"Ya. Saya pernah mengantar putri saya mengajukan berkas gugatan cerai ke Pengadilan Agama. Dan seperti itu pula pertanyaan Pak Prapto kepada putri saya maupun pendaftar yang lain?"
Cerita Fadlan hanya ditanggapi Suprapto dengan mengangguk-angguk.

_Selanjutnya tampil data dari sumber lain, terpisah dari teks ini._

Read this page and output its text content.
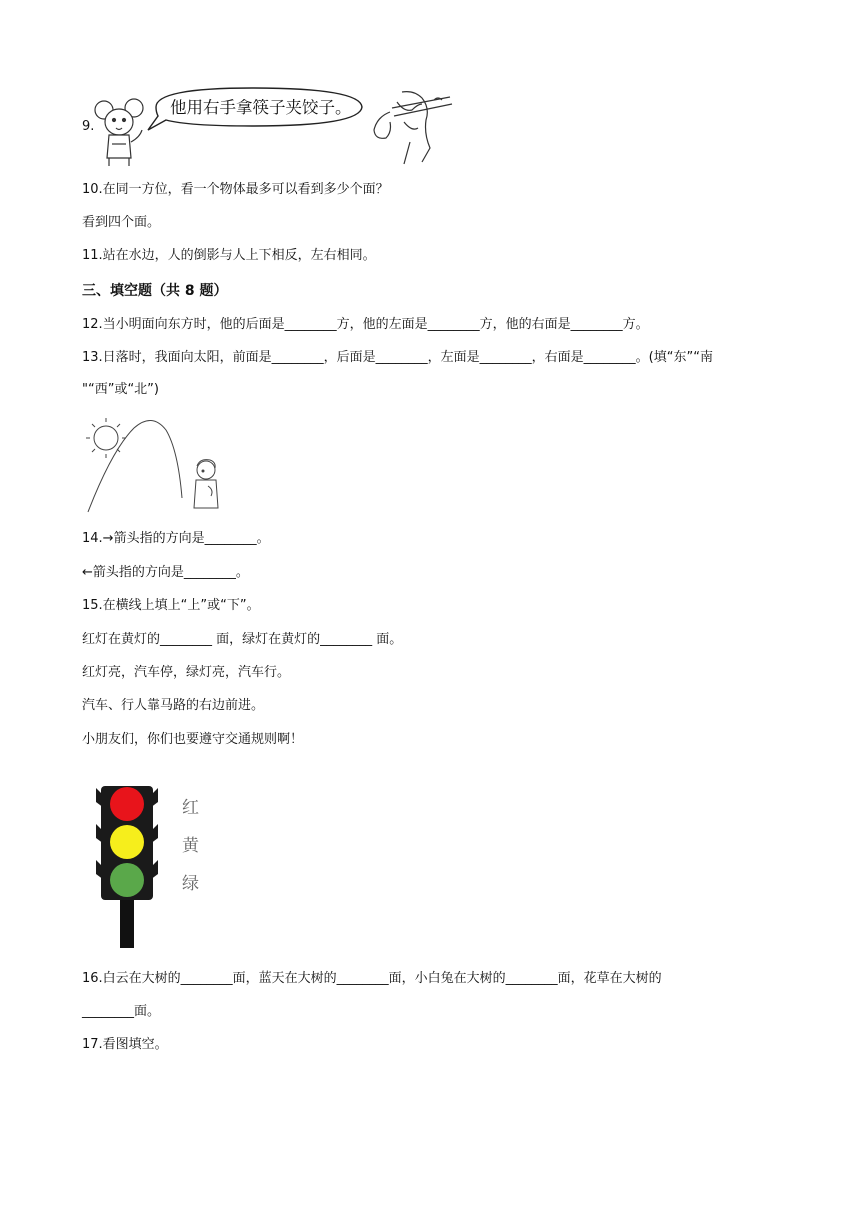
9.
他用右手拿筷子夹饺子。
10.在同一方位，看一个物体最多可以看到多少个面？
看到四个面。
11.站在水边，人的倒影与人上下相反，左右相同。
三、填空题（共 8 题）
12.当小明面向东方时，他的后面是________方，他的左面是________方，他的右面是________方。
13.日落时，我面向太阳，前面是________，后面是________，左面是________，右面是________。(填“东”“南
"“西”或“北”)
14.→箭头指的方向是________。
←箭头指的方向是________。
15.在横线上填上“上”或“下”。
红灯在黄灯的________ 面，绿灯在黄灯的________ 面。
红灯亮，汽车停，绿灯亮，汽车行。
汽车、行人靠马路的右边前进。
小朋友们，你们也要遵守交通规则啊！
红
黄
绿
16.白云在大树的________面，蓝天在大树的________面，小白兔在大树的________面，花草在大树的
________面。
17.看图填空。
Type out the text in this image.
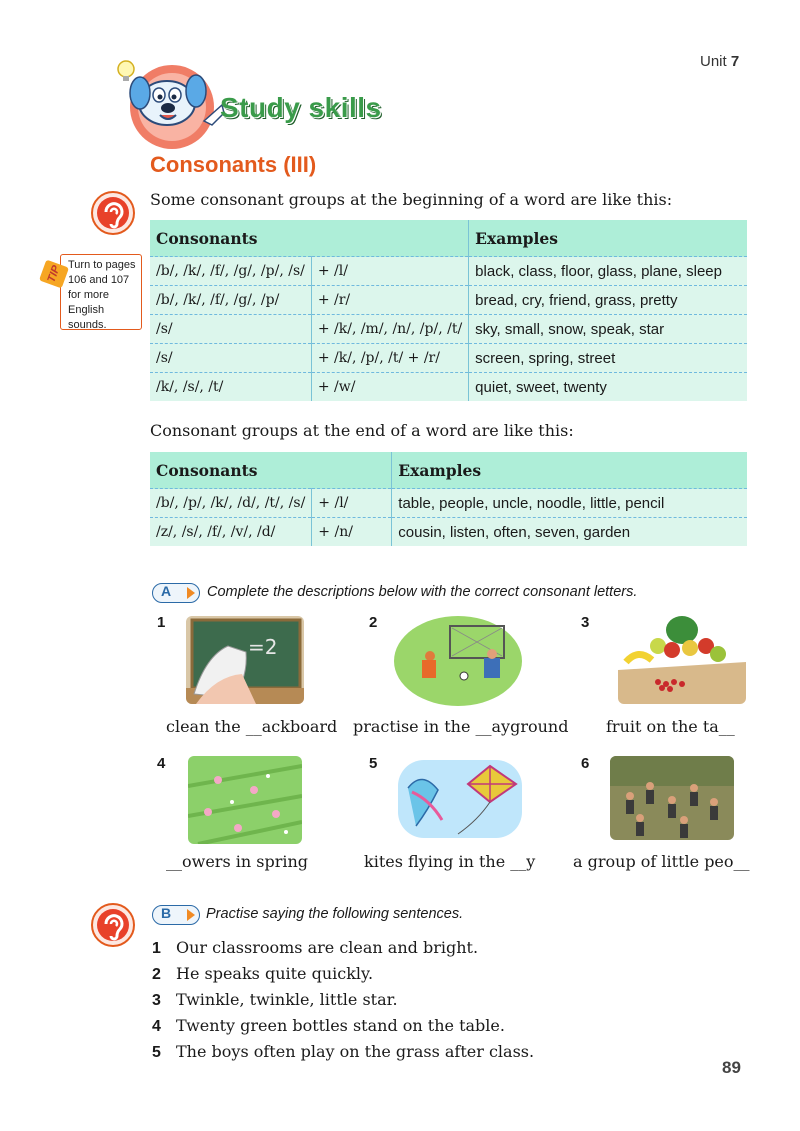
Unit 7
Study skills
Consonants (III)
Some consonant groups at the beginning of a word are like this:
TIP Turn to pages
106 and 107
for more
English sounds.
Consonants		Examples
/b/, /k/, /f/, /g/, /p/, /s/	+ /l/	black, class, floor, glass, plane, sleep
/b/, /k/, /f/, /g/, /p/	+ /r/	bread, cry, friend, grass, pretty
/s/	+ /k/, /m/, /n/, /p/, /t/	sky, small, snow, speak, star
/s/	+ /k/, /p/, /t/ + /r/	screen, spring, street
/k/, /s/, /t/	+ /w/	quiet, sweet, twenty
Consonant groups at the end of a word are like this:
Consonants		Examples
/b/, /p/, /k/, /d/, /t/, /s/	+ /l/	table, people, uncle, noodle, little, pencil
/z/, /s/, /f/, /v/, /d/	+ /n/	cousin, listen, often, seven, garden
A Complete the descriptions below with the correct consonant letters.
1
=2
clean the __ackboard
2
practise in the __ayground
3
fruit on the ta__
4
__owers in spring
5
kites flying in the __y
6
a group of little peo__
B Practise saying the following sentences.
1 Our classrooms are clean and bright.
2 He speaks quite quickly.
3 Twinkle, twinkle, little star.
4 Twenty green bottles stand on the table.
5 The boys often play on the grass after class.
89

Ingatannya masih gagal untuk memastikan saat terjadinya peristiwa yang diceritakan Fadlan.
"Mengapa Pak Dokter tidak sampaikan ke saya kalau putri Bapak mau mendaftarkan perkara ke Pengadilan Agama?" sesal Surti.
"Saya sebelumnya tidak tahu, Bu. Kalau Pak Prapto bertugas di Pengadilan Agama. Lagi pula bukan itu masalahnya buat saya."
"Lalu?" Surti penasaran.
"Begini. Saya dan Pak Prapto sama-sama pelayan masyarakat. Hanya beda bidang yang dilayani. Namanya pelayan masyarakat harus telaten mendengar dan mengarahkan dalam menghadapinya. Bukan malah kita manfaatkan kebingungan masyarakat agar ada ongkos tambahan yang bisa masuk ke kantong kita."
Suprapto dan Surti jadi diam.
"Bisa dibayangkan kalau Bu Surti belum mengenal saya sebelumnya. Saya tanya seperti itu pasti langsung terkejut, seperti Pak Prapto tadi."
Suprapto dan Surti masih terdiam juga.
"Apalagi kemudian Pak Prapto dan Bu Surti terus saya suruh menjalani tes DNA untuk memastikan anak siapa, bayi dalam kandungan Bu Surti," lanjut Fadlan.
"Saya jadi malu, Pak Dokter," ucap Suprapto pelan.